18 Ekim 2020 Pazar

İşte Bu Yüzden Güzeldi Manzara

Güneşin doğuşunda, saçların görünüyordu parmak uçlarından... 

Her yanında uzanan güneş, saçaklarından öpüyorum...

Bileklerim mor, uzanıyorum ağırdan bedenine. En ince ayrıntısına kadar nüfuz edercesine...

Güçlü bir kelime vardı; altı heceden öte değildi...

Topraklarından kovulacağımı bilircesine sarılıyordum tanrıya,
Konuşamadığımız vakit, bir ince hüzün,
Soluğu bitiyordu günün, hafif eserken rüzgar zihnimizde,
Yeşil giyin kadın!
Güçlü bir kelime vardı; tak, tak, tak, tak ve tak.
Yalnızca her gece doğan ve ölen.
Kafası güzel bir kadın;
Yosunlu bedenime dokunuyor, ağlamaklı...
Tırnakları perde; tırnakların, sırtımda. Bundan daha fazla dibe iniyor olamayız...

Elbisesi sıyrılırken rüzgâra, kaldırımlarda işitiyorum sesimizi... 

Masum.

Ben de iğreti durmayan bir ceketti bu aslında. 
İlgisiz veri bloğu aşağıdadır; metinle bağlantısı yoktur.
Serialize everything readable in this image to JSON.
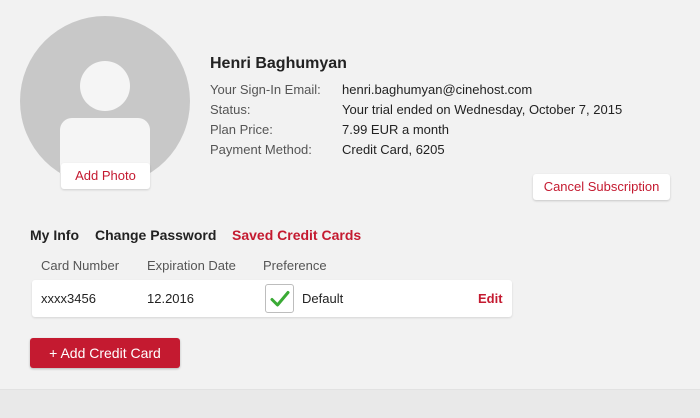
{
  "profile": {
    "name": "Henri Baghumyan",
    "add_photo_label": "Add Photo"
  },
  "account_info": [
    {
      "label": "Your Sign-In Email:",
      "value": "henri.baghumyan@cinehost.com"
    },
    {
      "label": "Status:",
      "value": "Your trial ended on Wednesday, October 7, 2015"
    },
    {
      "label": "Plan Price:",
      "value": "7.99 EUR a month"
    },
    {
      "label": "Payment Method:",
      "value": "Credit Card, 6205"
    }
  ],
  "cancel_subscription_label": "Cancel Subscription",
  "tabs": [
    {
      "label": "My Info",
      "active": false
    },
    {
      "label": "Change Password",
      "active": false
    },
    {
      "label": "Saved Credit Cards",
      "active": true
    }
  ],
  "cards_table": {
    "columns": [
      "Card Number",
      "Expiration Date",
      "Preference"
    ],
    "rows": [
      {
        "card_number": "xxxx3456",
        "expiration": "12.2016",
        "preference": "Default",
        "checked": true,
        "edit_label": "Edit"
      }
    ]
  },
  "add_card_label": "+ Add Credit Card",
  "colors": {
    "accent": "#c41a30",
    "check": "#3aaa35",
    "background": "#f2f2f2"
  },
  "icons": {
    "avatar": "user-placeholder-icon",
    "check": "check-icon"
  }
}
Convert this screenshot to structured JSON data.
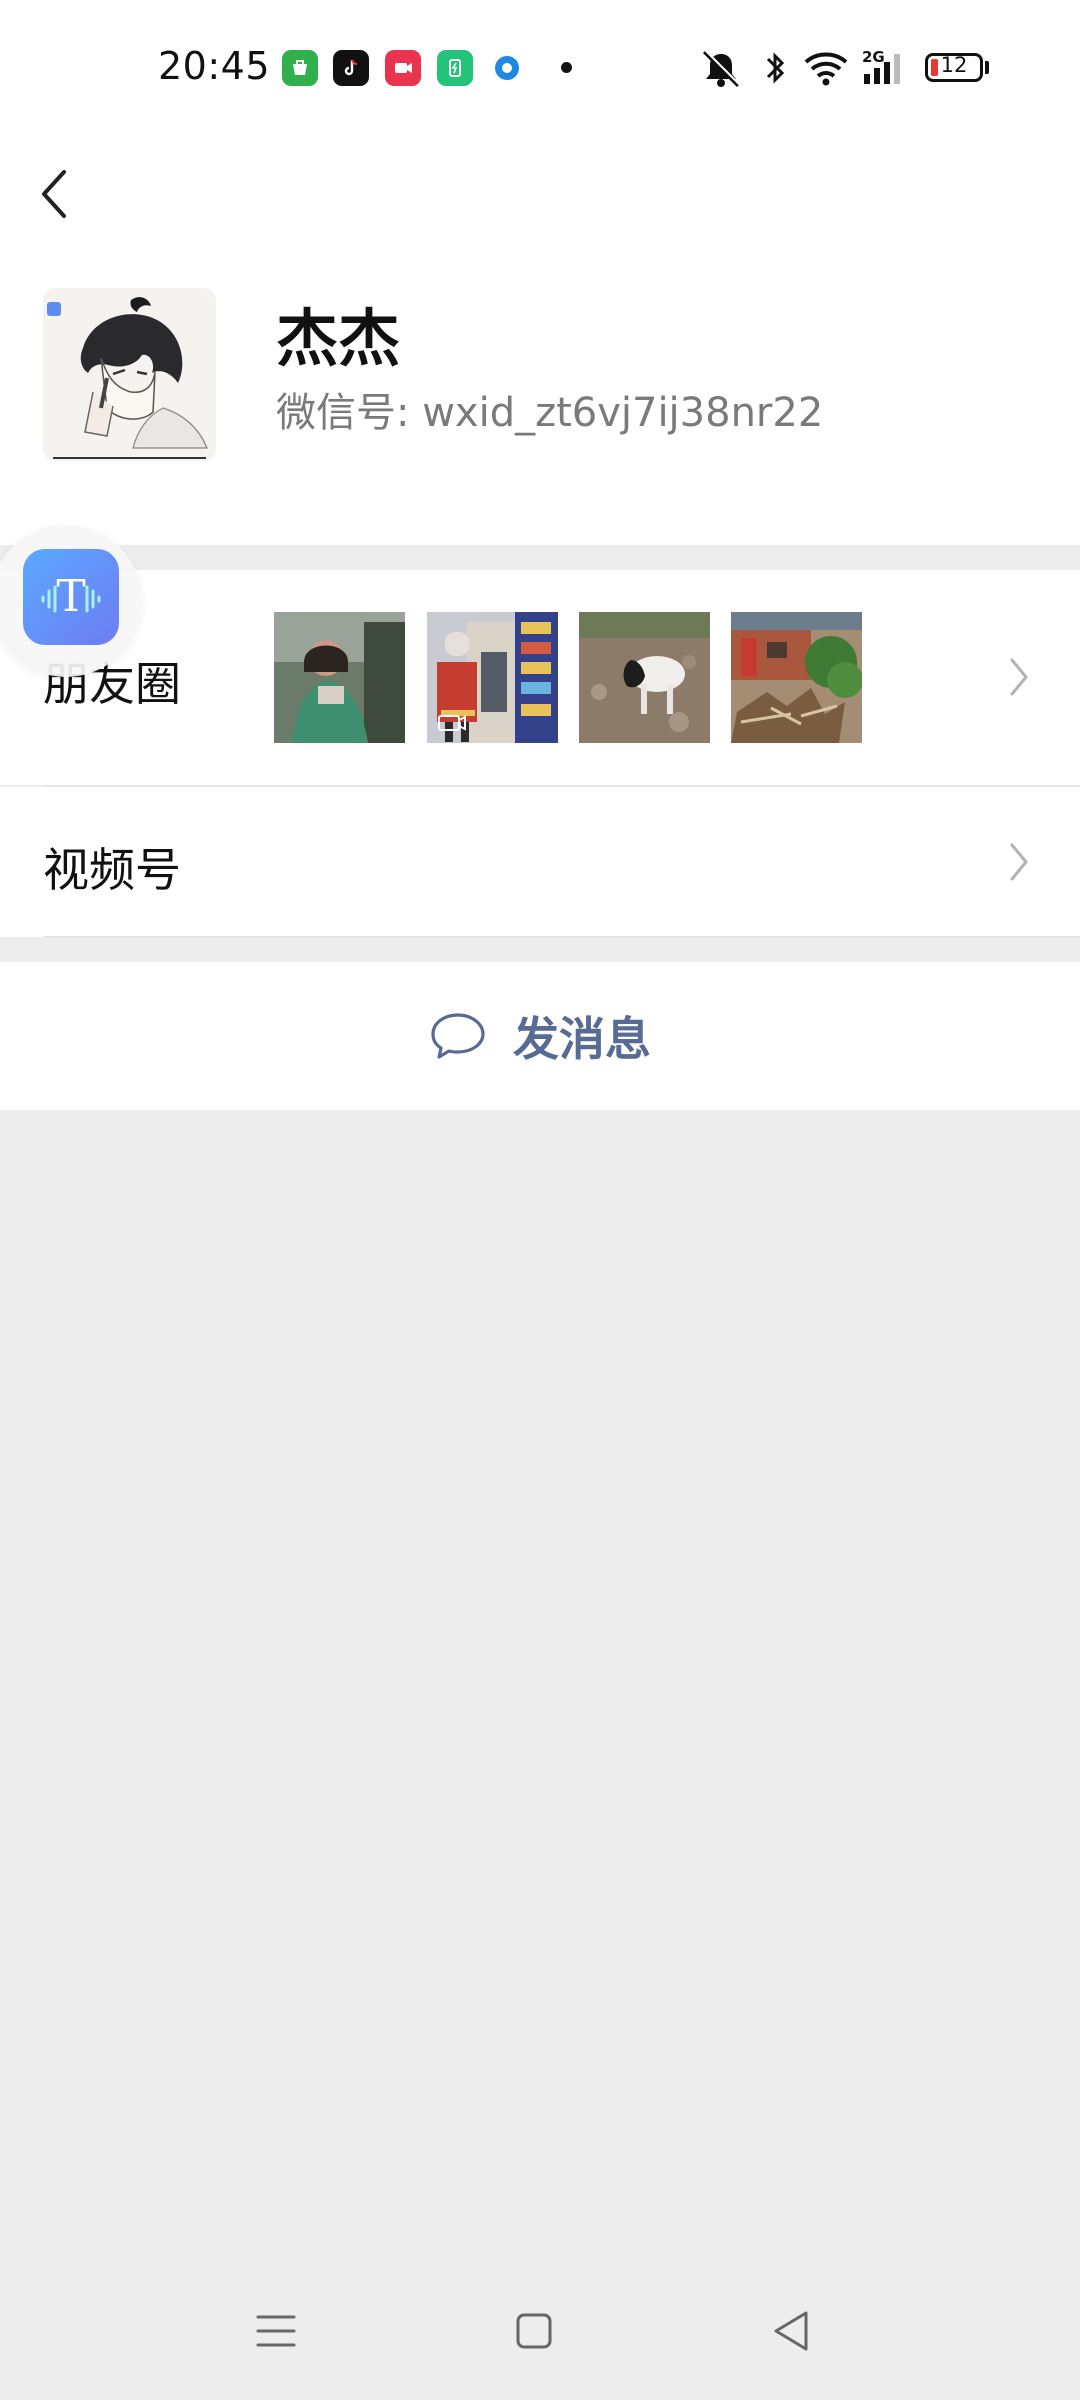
{
  "status": {
    "time": "20:45",
    "battery": "12",
    "network": "2G"
  },
  "profile": {
    "name": "杰杰",
    "wechat_id": "微信号: wxid_zt6vj7ij38nr22"
  },
  "rows": {
    "moments_label": "朋友圈",
    "video_label": "视频号"
  },
  "actions": {
    "message_label": "发消息"
  },
  "float_button": {
    "glyph": "T"
  },
  "colors": {
    "link": "#576b95",
    "background": "#ededed",
    "battery_low": "#e53935"
  },
  "icons": {
    "back": "chevron-left-icon",
    "chevron": "chevron-right-icon",
    "message": "speech-bubble-icon",
    "nav_menu": "menu-icon",
    "nav_home": "square-icon",
    "nav_back": "triangle-back-icon"
  }
}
Bu durumun senin herhangi bir gecede uykunun kaçması ile alakası yok,
Şehir kokarken insanlığımız, köşe bucaklara saklanıyorduk,
Topuk sesleri ellerimde susarken, utanıyorum geçmişimden kadın,
Alabildiğine mavi, alacalı ve kirli
Biraz daha birikiyorum her adımda kadınlığına, terlerken naif elleri,
Tunalıya sallanıyorduk. 

Çok sarhoştu.Çok sarhoştum...

İşte! Bu yüzden güzeldi manzara...

Güçlü bir kelime vardı artık;

HİÇ

17 Ekim 2020 Cumartesi

İnsandan Öte 10.20

öylesine sıcak, öylesine anlamlı bir zaman daha,
sözcükleri seçebildiğimden daha sade bir hale getiriyorum,
unutmadığım, unutamadığım bir varoluş sancısı içimdeki,
okuduklarım, yazdıklarım işte hepsi son buldu,
yapabileceğim sadece ve sadece hayatla savaşmak,
ben kimim? gerçekte istediğim ne?
kim o geceleri saatlerce ekran başından kalkmayan yaratık?
değişiyormuyuz?
değişiyoruz, mevsimler gibi...

                     ve oturmuşuz hiç olmayacak şeylerden bahsediyoruz!

7 Nisan 2020 Salı

İnsandan Öte 6.48

Hiçbir şey yok olmaz! 
Hiçbir şey olduğu gibi de kalmaz, her şey değişir. 
İyi ya da kötü, güzel ya da çirkin... 
Bir dilek tut ve üfle mumları!

Rüya...

Gerçeklik algımızın kırıldığı ve yaşam ritmimizin bozulduğu o ilginç eğrelti tecrübe.
Ne bir başlangıç ne de bir bitiş söz konudur çünkü.


İnsandan Öte 6.47

Siz hiç yirmi beşinci saatte yaşadınız mı?
Ben yirmi beşinci saatte yaşamasını çok severim.
Yirmi beşinci saat neresi diye merak ediyorsanız?
Tarif edeyim...
Kalabalığın içinden geçerken birden durun.
Kalabalığı görebileceğiniz bir köşeye çekilin.
İşte! Yirmi beşinci saattesiniz.
Yeni düşüncelere hoşgeldiniz...

İnsandan Öte 6.46

Ben bazen kendimi zihin hapishanesine atarım.
Olurum zihnimde hakim, savcı.
Bir güzel yargılarım kendimi, sonra keserim cezamı.
Sonra da atarım kendimi zihin hapishaneme paşa paşa yatarım.
Yarattığım kendi hapishanemde.

3 Nisan 2020 Cuma

İnsandan Öte 6.45


Bir yıl geçmişti aradan, lakin sen hala ifade etmenin ya da anlaşılamamanın o tarifsiz hissini içindeki boşluğa akıtıyorsun. Değer mi? Dedim. Suskun, elinde yarım kalmış bir hayatın kırık kiremitlerini tutar gibi yüzüme bakıyordu. Sen daha ne kadar ufalır diye düşünürken, sana değer veren insanların, senin hala bir çaba içinde uğraştığını düşünme yanılgısı, aslında sana yalnızlığının seviyesini göstermektedir. Diyebildim.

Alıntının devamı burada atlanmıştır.